Protected wilderness area in California, United States

The Thousand Lakes Wilderness is located within the southern portion of the Cascade Range in northeastern California. The 16335 acre wilderness was established in 1964 with the passage of the Wilderness Act and is administered by Lassen National Forest. The area lies within Shasta County, midway between the town of Burney and Lassen Volcanic National Park.
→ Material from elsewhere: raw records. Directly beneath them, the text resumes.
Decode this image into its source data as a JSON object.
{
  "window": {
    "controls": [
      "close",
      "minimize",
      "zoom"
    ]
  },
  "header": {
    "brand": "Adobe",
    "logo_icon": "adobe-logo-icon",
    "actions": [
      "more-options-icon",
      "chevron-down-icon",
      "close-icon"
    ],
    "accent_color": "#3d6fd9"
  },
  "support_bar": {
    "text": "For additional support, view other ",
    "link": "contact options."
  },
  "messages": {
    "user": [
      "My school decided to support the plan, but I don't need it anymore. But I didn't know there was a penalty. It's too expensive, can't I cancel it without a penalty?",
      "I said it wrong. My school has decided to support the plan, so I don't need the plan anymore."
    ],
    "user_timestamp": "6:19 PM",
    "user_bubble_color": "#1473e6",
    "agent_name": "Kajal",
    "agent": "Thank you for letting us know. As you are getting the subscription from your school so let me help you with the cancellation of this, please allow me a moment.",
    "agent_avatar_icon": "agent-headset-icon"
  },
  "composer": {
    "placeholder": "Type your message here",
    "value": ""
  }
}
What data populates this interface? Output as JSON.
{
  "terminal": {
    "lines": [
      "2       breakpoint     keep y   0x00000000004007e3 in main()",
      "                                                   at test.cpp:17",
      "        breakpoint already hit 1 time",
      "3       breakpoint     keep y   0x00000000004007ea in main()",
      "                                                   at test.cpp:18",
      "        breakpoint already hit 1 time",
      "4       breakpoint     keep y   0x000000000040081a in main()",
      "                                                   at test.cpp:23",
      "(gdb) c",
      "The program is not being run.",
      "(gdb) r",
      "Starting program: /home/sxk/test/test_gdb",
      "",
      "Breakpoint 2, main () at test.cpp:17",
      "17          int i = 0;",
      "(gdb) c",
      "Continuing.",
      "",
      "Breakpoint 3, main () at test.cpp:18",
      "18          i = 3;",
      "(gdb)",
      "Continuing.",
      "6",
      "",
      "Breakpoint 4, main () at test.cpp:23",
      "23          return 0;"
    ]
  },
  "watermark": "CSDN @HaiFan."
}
Volcanic activity and glaciers have combined to create the current topography. The area is dominated by Crater Peak (8677 ft), the highest point in the Lassen National Forest. The lowest point in the wilderness, 5546 feet, occurs at the base of the volcano. This peak is a reminder of the glacial action that eroded the original, much larger Thousand Lakes Volcano and created the many small lakes and ponds scattered through the region. Some of the volcanic activity is relatively recent—Hall Butte is a cinder cone that erupted perhaps 500 years ago.

Despite its name, there are considerably fewer than a thousand lakes—about seven major lakes lie within the wilderness. The largest is Eiler Lake, named after Lu Eiler the person who discovered Thousand Lakes Valley. All of the larger lakes contain populations of trout. Wildlife includes black-tailed deer, black bear, pika, pine marten, northern goshawk, spotted owl, pileated woodpecker, and Clark's nutcracker. Even elk have been known to visit occasionally.

There are four trailheads providing access into the wilderness and approximately 21 mi of trails.